There were questions about funding for open source projects, opt-in and opt-out concepts, lots of talk about monetization of open source projects, people asked about Digium developing internal monitoring tools so all the usage details can be accumulated from all Asterisk versions if its in core code. We’d like to hear your input and ideas there. We do not have any projects that address this concept as we are sticking with open source as “open” and not requiring data collection from the user. Our Commercial business allows us track users from subscription registrations. Let us know what you think about this very sensitive topic!

Change is in the Air

beelinebill September 27th, 2007

Today Digium announces that Switchvox has become part of the Digium family. This is a group of talented people whose mission in life is to change the world by making things that simply work. In their past lives, the founders developed small systems that were self-contained and each time they progressively improved their vision. With their Switchvox IP PBX technology to deliver VoIP and hybrid solutions to small and medium businesses, they accomplished just that. Their asterisk-based IP PBX software simply works. It’s GUI is second to none to run an office phone system. It’s Web 2.0 Mashups are simply elegant, informational, and cool. The people are terrific and they are welcomed into Digium.

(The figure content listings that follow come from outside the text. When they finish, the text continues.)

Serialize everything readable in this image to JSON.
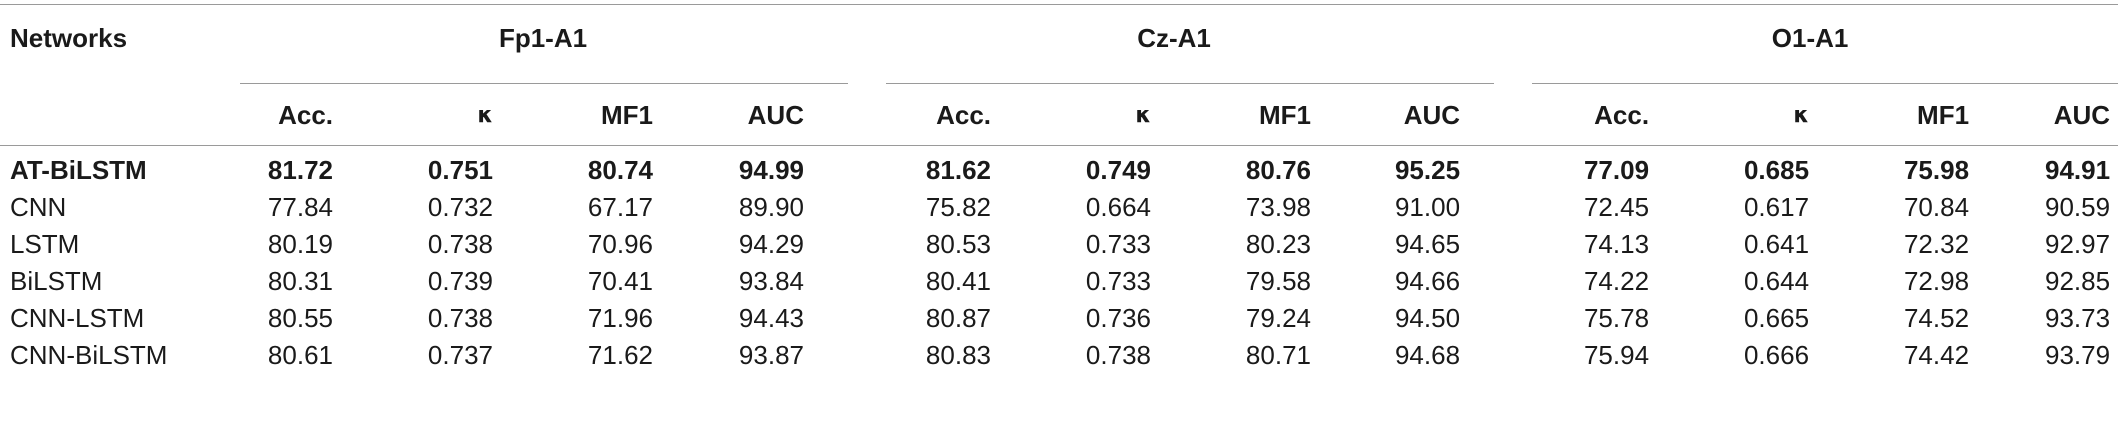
{
  "header": {
    "networks_label": "Networks",
    "groups": [
      "Fp1-A1",
      "Cz-A1",
      "O1-A1"
    ],
    "subheaders": [
      "Acc.",
      "κ",
      "MF1",
      "AUC"
    ]
  },
  "rows": [
    {
      "name": "AT-BiLSTM",
      "bold": true,
      "values": [
        "81.72",
        "0.751",
        "80.74",
        "94.99",
        "81.62",
        "0.749",
        "80.76",
        "95.25",
        "77.09",
        "0.685",
        "75.98",
        "94.91"
      ]
    },
    {
      "name": "CNN",
      "bold": false,
      "values": [
        "77.84",
        "0.732",
        "67.17",
        "89.90",
        "75.82",
        "0.664",
        "73.98",
        "91.00",
        "72.45",
        "0.617",
        "70.84",
        "90.59"
      ]
    },
    {
      "name": "LSTM",
      "bold": false,
      "values": [
        "80.19",
        "0.738",
        "70.96",
        "94.29",
        "80.53",
        "0.733",
        "80.23",
        "94.65",
        "74.13",
        "0.641",
        "72.32",
        "92.97"
      ]
    },
    {
      "name": "BiLSTM",
      "bold": false,
      "values": [
        "80.31",
        "0.739",
        "70.41",
        "93.84",
        "80.41",
        "0.733",
        "79.58",
        "94.66",
        "74.22",
        "0.644",
        "72.98",
        "92.85"
      ]
    },
    {
      "name": "CNN-LSTM",
      "bold": false,
      "values": [
        "80.55",
        "0.738",
        "71.96",
        "94.43",
        "80.87",
        "0.736",
        "79.24",
        "94.50",
        "75.78",
        "0.665",
        "74.52",
        "93.73"
      ]
    },
    {
      "name": "CNN-BiLSTM",
      "bold": false,
      "values": [
        "80.61",
        "0.737",
        "71.62",
        "93.87",
        "80.83",
        "0.738",
        "80.71",
        "94.68",
        "75.94",
        "0.666",
        "74.42",
        "93.79"
      ]
    }
  ]
}
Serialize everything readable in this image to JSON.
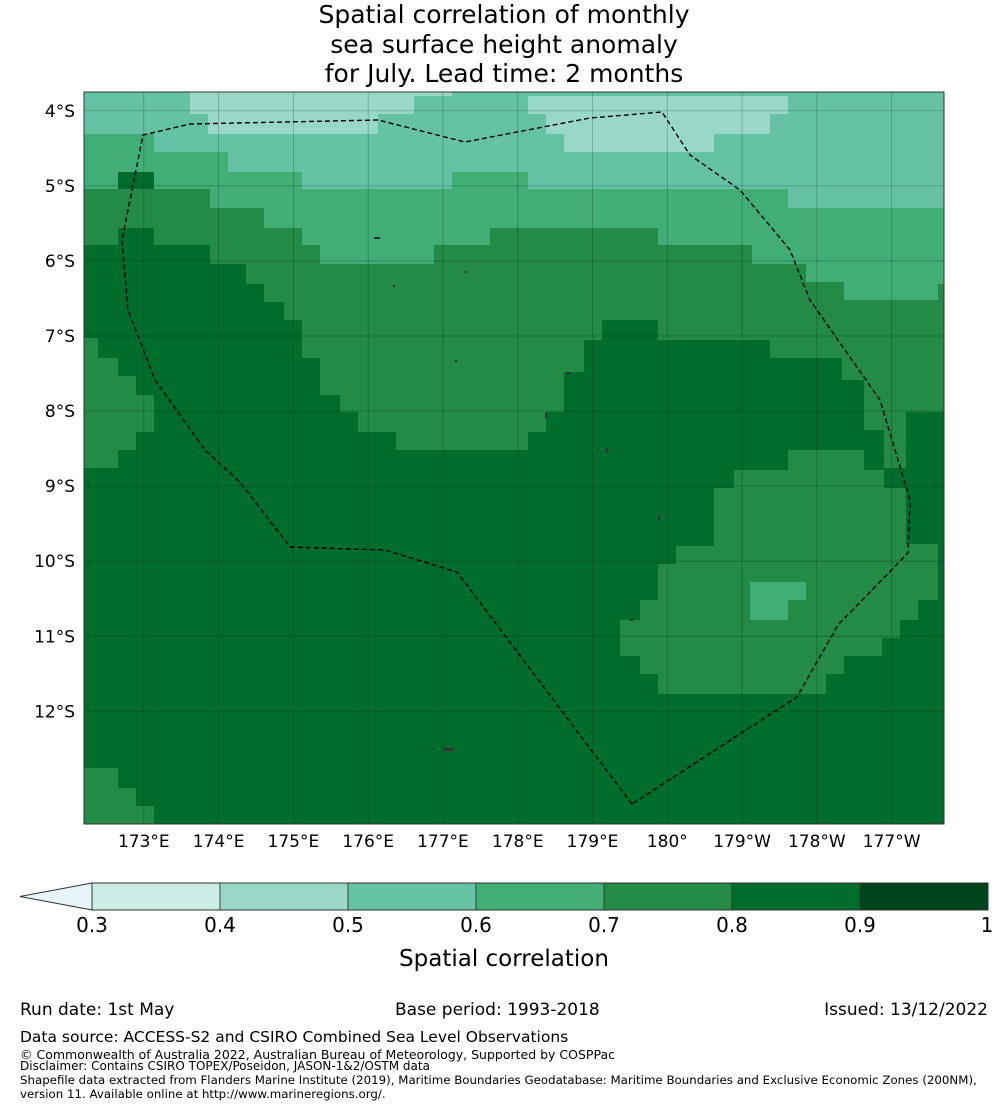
{
  "title": {
    "line1": "Spatial correlation of monthly",
    "line2": "sea surface height anomaly",
    "line3": "for July. Lead time: 2 months"
  },
  "map": {
    "lat_labels": [
      "4°S",
      "5°S",
      "6°S",
      "7°S",
      "8°S",
      "9°S",
      "10°S",
      "11°S",
      "12°S"
    ],
    "lon_labels": [
      "173°E",
      "174°E",
      "175°E",
      "176°E",
      "177°E",
      "178°E",
      "179°E",
      "180°",
      "179°W",
      "178°W",
      "177°W"
    ],
    "lat_range": [
      -13.5,
      -3.75
    ],
    "lon_range": [
      172.2,
      183.7
    ]
  },
  "colorbar": {
    "title": "Spatial correlation",
    "tick_labels": [
      "0.3",
      "0.4",
      "0.5",
      "0.6",
      "0.7",
      "0.8",
      "0.9",
      "1"
    ],
    "colors": [
      "#ccece6",
      "#99d8c9",
      "#66c2a4",
      "#41ae76",
      "#238b45",
      "#006d2c",
      "#00441b"
    ],
    "extend_color": "#e5f5f9"
  },
  "footer": {
    "run_date": "Run date: 1st May",
    "base_period": "Base period: 1993-2018",
    "issued": "Issued: 13/12/2022",
    "data_source": "Data source: ACCESS-S2 and CSIRO Combined Sea Level Observations",
    "copyright": "© Commonwealth of Australia 2022, Australian Bureau of Meteorology, Supported by COSPPac",
    "disclaimer": "Disclaimer: Contains CSIRO TOPEX/Poseidon, JASON-1&2/OSTM data",
    "shapefile_line1": "Shapefile data extracted from Flanders Marine Institute (2019), Maritime Boundaries Geodatabase: Maritime Boundaries and Exclusive Economic Zones (200NM),",
    "shapefile_line2": "version 11. Available online at http://www.marineregions.org/."
  }
}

Today at Astricon will be an event of large proportion in the Asterisk open source community. For the first time, we will unveil the Digium Switchvox software in our booth. Users will see this simplicity, already installed and used in some 1400 installations with over 65,000 connected IP and analog phones. The personalities of the creators of this user-friendly software based on Asterisk are integrated into this offering and each release becomes easier to use for more people and businesses - driving Asterisk-based solutions into the mass market.

Digium and Switchvox executives will talk to attendees and community members today and answer any questions as best we can on the first day of an announcement. More details will be unveiled over the coming months. Some Bloggers who were briefed have already posted their first stories. Some posters are much more professional than others. I’ve seen the initial posts from people who were briefed earlier in the day and people who were in the right place at the right time at Astricon later last night after the Digium-Switchvox team had a joint signing celebration. Like software based on Asterisk, the blogs vary from easy on the eyes to read and understand to not so easy to understand or even comprehend what angle the writer was trying to take. Switchvox software based on Asterisk is clearly superior and easily accomplishes the workhorse tasks of a phone system in easy to read and understand graphical formats integrated with the web.

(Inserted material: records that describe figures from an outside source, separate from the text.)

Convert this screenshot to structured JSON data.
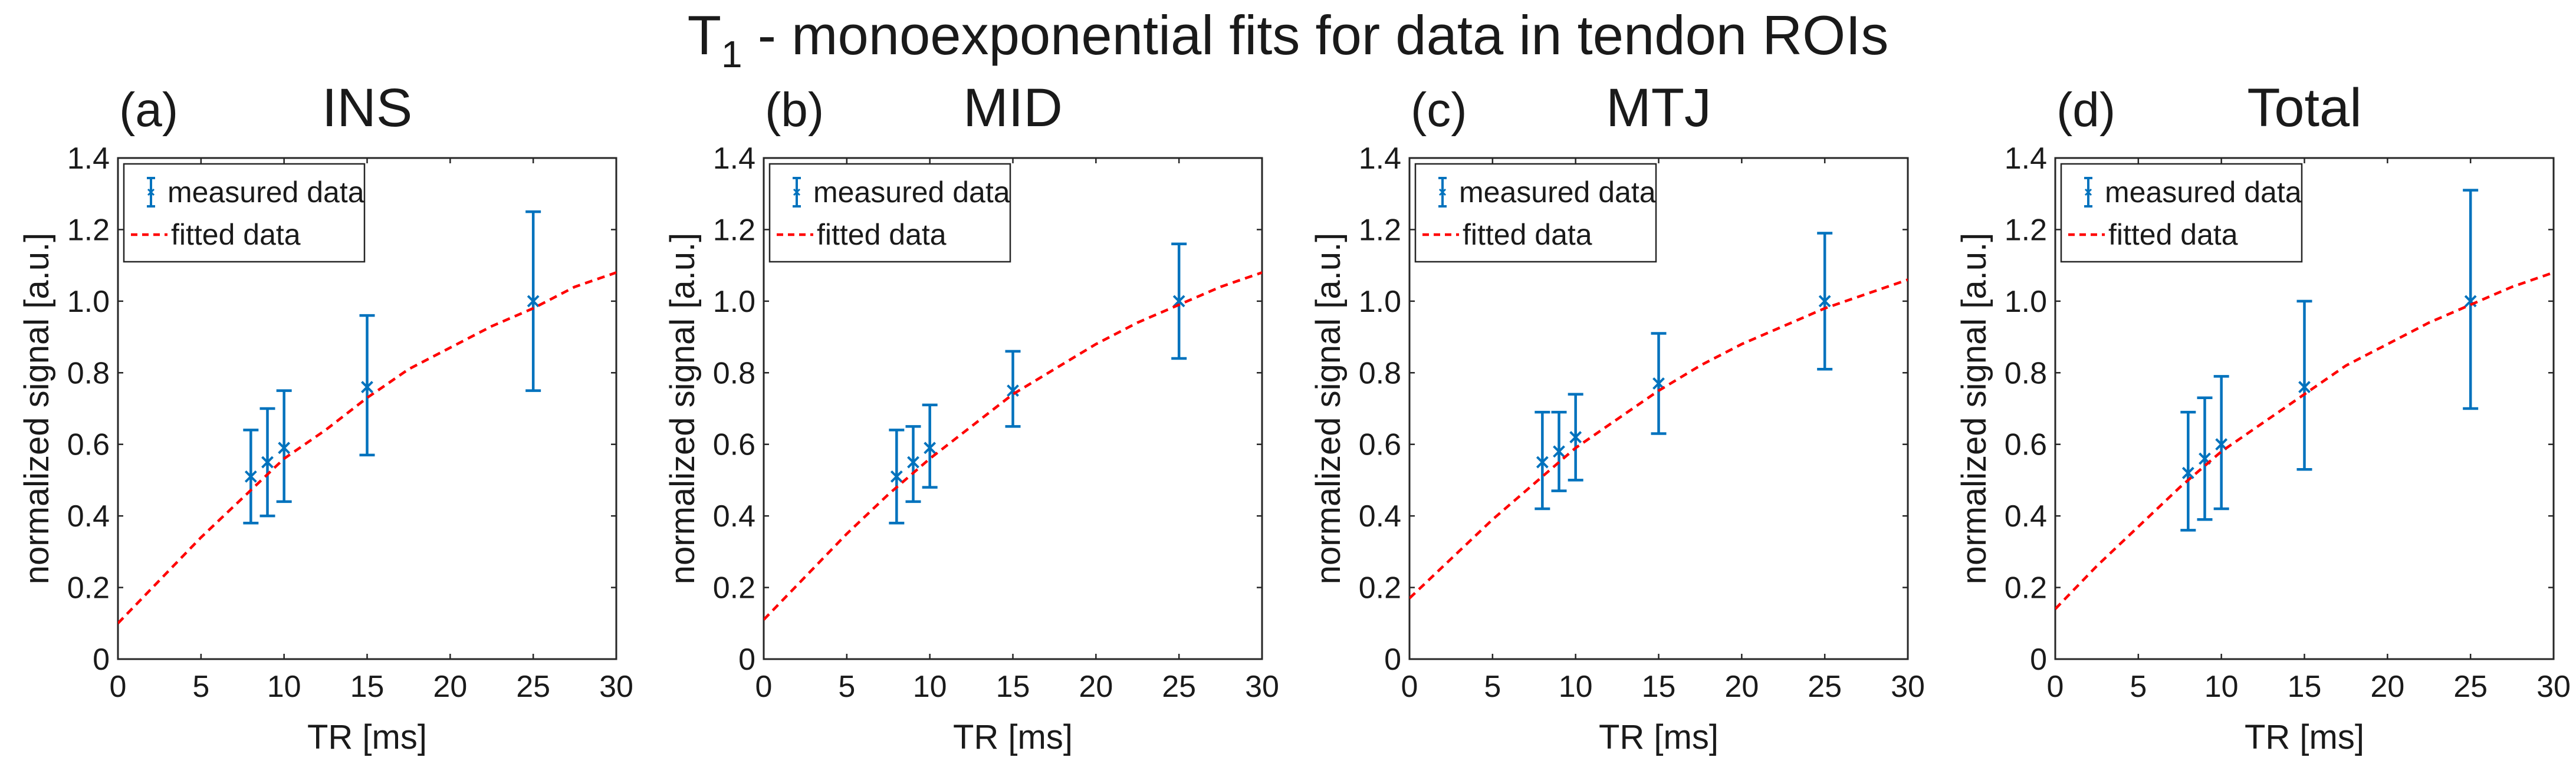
{
  "figure": {
    "title_main": "T",
    "title_sub": "1",
    "title_rest": " - monoexponential fits for data in tendon ROIs"
  },
  "chart_data": [
    {
      "type": "scatter",
      "panel_label": "(a)",
      "title": "INS",
      "xlabel": "TR [ms]",
      "ylabel": "normalized signal [a.u.]",
      "xlim": [
        0,
        30
      ],
      "ylim": [
        0,
        1.4
      ],
      "xticks": [
        0,
        5,
        10,
        15,
        20,
        25,
        30
      ],
      "xtick_labels": [
        "0",
        "5",
        "10",
        "15",
        "20",
        "25",
        "30"
      ],
      "yticks": [
        0,
        0.2,
        0.4,
        0.6,
        0.8,
        1.0,
        1.2,
        1.4
      ],
      "ytick_labels": [
        "0",
        "0.2",
        "0.4",
        "0.6",
        "0.8",
        "1.0",
        "1.2",
        "1.4"
      ],
      "legend": [
        "measured data",
        "fitted data"
      ],
      "legend_position": "top-left",
      "series": [
        {
          "name": "measured data",
          "kind": "errorbar",
          "color": "#0072bd",
          "x": [
            8,
            9,
            10,
            15,
            25
          ],
          "y": [
            0.51,
            0.55,
            0.59,
            0.76,
            1.0
          ],
          "err_low": [
            0.38,
            0.4,
            0.44,
            0.57,
            0.75
          ],
          "err_high": [
            0.64,
            0.7,
            0.75,
            0.96,
            1.25
          ]
        },
        {
          "name": "fitted data",
          "kind": "line",
          "style": "dashed",
          "color": "#ff0000",
          "x": [
            0,
            2.5,
            5,
            7.5,
            10,
            12.5,
            15,
            17.5,
            20,
            22.5,
            25,
            27.5,
            30
          ],
          "y": [
            0.1,
            0.22,
            0.34,
            0.45,
            0.56,
            0.64,
            0.73,
            0.81,
            0.87,
            0.93,
            0.98,
            1.04,
            1.08
          ]
        }
      ]
    },
    {
      "type": "scatter",
      "panel_label": "(b)",
      "title": "MID",
      "xlabel": "TR [ms]",
      "ylabel": "normalized signal [a.u.]",
      "xlim": [
        0,
        30
      ],
      "ylim": [
        0,
        1.4
      ],
      "xticks": [
        0,
        5,
        10,
        15,
        20,
        25,
        30
      ],
      "xtick_labels": [
        "0",
        "5",
        "10",
        "15",
        "20",
        "25",
        "30"
      ],
      "yticks": [
        0,
        0.2,
        0.4,
        0.6,
        0.8,
        1.0,
        1.2,
        1.4
      ],
      "ytick_labels": [
        "0",
        "0.2",
        "0.4",
        "0.6",
        "0.8",
        "1.0",
        "1.2",
        "1.4"
      ],
      "legend": [
        "measured data",
        "fitted data"
      ],
      "legend_position": "top-left",
      "series": [
        {
          "name": "measured data",
          "kind": "errorbar",
          "color": "#0072bd",
          "x": [
            8,
            9,
            10,
            15,
            25
          ],
          "y": [
            0.51,
            0.55,
            0.59,
            0.75,
            1.0
          ],
          "err_low": [
            0.38,
            0.44,
            0.48,
            0.65,
            0.84
          ],
          "err_high": [
            0.64,
            0.65,
            0.71,
            0.86,
            1.16
          ]
        },
        {
          "name": "fitted data",
          "kind": "line",
          "style": "dashed",
          "color": "#ff0000",
          "x": [
            0,
            2.5,
            5,
            7.5,
            10,
            12.5,
            15,
            17.5,
            20,
            22.5,
            25,
            27.5,
            30
          ],
          "y": [
            0.11,
            0.23,
            0.35,
            0.46,
            0.56,
            0.65,
            0.74,
            0.81,
            0.88,
            0.94,
            0.99,
            1.04,
            1.08
          ]
        }
      ]
    },
    {
      "type": "scatter",
      "panel_label": "(c)",
      "title": "MTJ",
      "xlabel": "TR [ms]",
      "ylabel": "normalized signal [a.u.]",
      "xlim": [
        0,
        30
      ],
      "ylim": [
        0,
        1.4
      ],
      "xticks": [
        0,
        5,
        10,
        15,
        20,
        25,
        30
      ],
      "xtick_labels": [
        "0",
        "5",
        "10",
        "15",
        "20",
        "25",
        "30"
      ],
      "yticks": [
        0,
        0.2,
        0.4,
        0.6,
        0.8,
        1.0,
        1.2,
        1.4
      ],
      "ytick_labels": [
        "0",
        "0.2",
        "0.4",
        "0.6",
        "0.8",
        "1.0",
        "1.2",
        "1.4"
      ],
      "legend": [
        "measured data",
        "fitted data"
      ],
      "legend_position": "top-left",
      "series": [
        {
          "name": "measured data",
          "kind": "errorbar",
          "color": "#0072bd",
          "x": [
            8,
            9,
            10,
            15,
            25
          ],
          "y": [
            0.55,
            0.58,
            0.62,
            0.77,
            1.0
          ],
          "err_low": [
            0.42,
            0.47,
            0.5,
            0.63,
            0.81
          ],
          "err_high": [
            0.69,
            0.69,
            0.74,
            0.91,
            1.19
          ]
        },
        {
          "name": "fitted data",
          "kind": "line",
          "style": "dashed",
          "color": "#ff0000",
          "x": [
            0,
            2.5,
            5,
            7.5,
            10,
            12.5,
            15,
            17.5,
            20,
            22.5,
            25,
            27.5,
            30
          ],
          "y": [
            0.17,
            0.28,
            0.39,
            0.49,
            0.59,
            0.67,
            0.75,
            0.82,
            0.88,
            0.93,
            0.98,
            1.02,
            1.06
          ]
        }
      ]
    },
    {
      "type": "scatter",
      "panel_label": "(d)",
      "title": "Total",
      "xlabel": "TR [ms]",
      "ylabel": "normalized signal [a.u.]",
      "xlim": [
        0,
        30
      ],
      "ylim": [
        0,
        1.4
      ],
      "xticks": [
        0,
        5,
        10,
        15,
        20,
        25,
        30
      ],
      "xtick_labels": [
        "0",
        "5",
        "10",
        "15",
        "20",
        "25",
        "30"
      ],
      "yticks": [
        0,
        0.2,
        0.4,
        0.6,
        0.8,
        1.0,
        1.2,
        1.4
      ],
      "ytick_labels": [
        "0",
        "0.2",
        "0.4",
        "0.6",
        "0.8",
        "1.0",
        "1.2",
        "1.4"
      ],
      "legend": [
        "measured data",
        "fitted data"
      ],
      "legend_position": "top-left",
      "series": [
        {
          "name": "measured data",
          "kind": "errorbar",
          "color": "#0072bd",
          "x": [
            8,
            9,
            10,
            15,
            25
          ],
          "y": [
            0.52,
            0.56,
            0.6,
            0.76,
            1.0
          ],
          "err_low": [
            0.36,
            0.39,
            0.42,
            0.53,
            0.7
          ],
          "err_high": [
            0.69,
            0.73,
            0.79,
            1.0,
            1.31
          ]
        },
        {
          "name": "fitted data",
          "kind": "line",
          "style": "dashed",
          "color": "#ff0000",
          "x": [
            0,
            2.5,
            5,
            7.5,
            10,
            12.5,
            15,
            17.5,
            20,
            22.5,
            25,
            27.5,
            30
          ],
          "y": [
            0.14,
            0.26,
            0.37,
            0.48,
            0.58,
            0.66,
            0.74,
            0.82,
            0.88,
            0.94,
            0.99,
            1.04,
            1.08
          ]
        }
      ]
    }
  ]
}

Other Asterisk-based software has lots of stuff and can do lots of what Asterisk can do, which is “immense” as described last night but is not elegantly presented or easy to use.

So read the blogs and the articles. After days of briefing press and analysts, you will read upcoming articles that you personally can compare, to describe the writer’s personal felt impact of what Digium’s acquisition of Switchvox will have on the Asterisk Community, Switchvox customers and partners, and Digium’s customers and partners. You decide which writers are bizarre, which writers are aligned with competitors, which writers “get it” and which writers are aligned with Digium’s and Switchvox’s vision.

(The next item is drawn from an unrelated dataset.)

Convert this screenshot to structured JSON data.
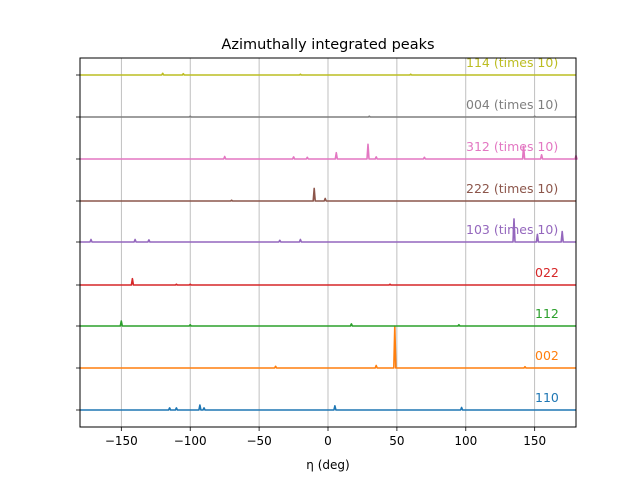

The open source community will gain from Digium’s move. Elements of Switchvox’s solution will be contributed back to the community over time. Digium’s success is always shared with the community by continued and increased investments in open source resources and events such as Astricon and Digium Asterisk World where users and prospects meet and learn more about how to use Asterisk, how to market Asterisk-based products, how to build dial plans that can turn the tables on a telemarketer, and on and on. Customers and prospects learn about more open source based choices.

Danny and Josh, the two respective CEOs will publish their thoughts here shortly, I am prefacing their post by telling you, “Woo hoo!!!!!!!!!” Get ready to Rock and Roll with Digium and Switchvox. When “best of breeds” get together, the results are “best of the best” so join us for the ride!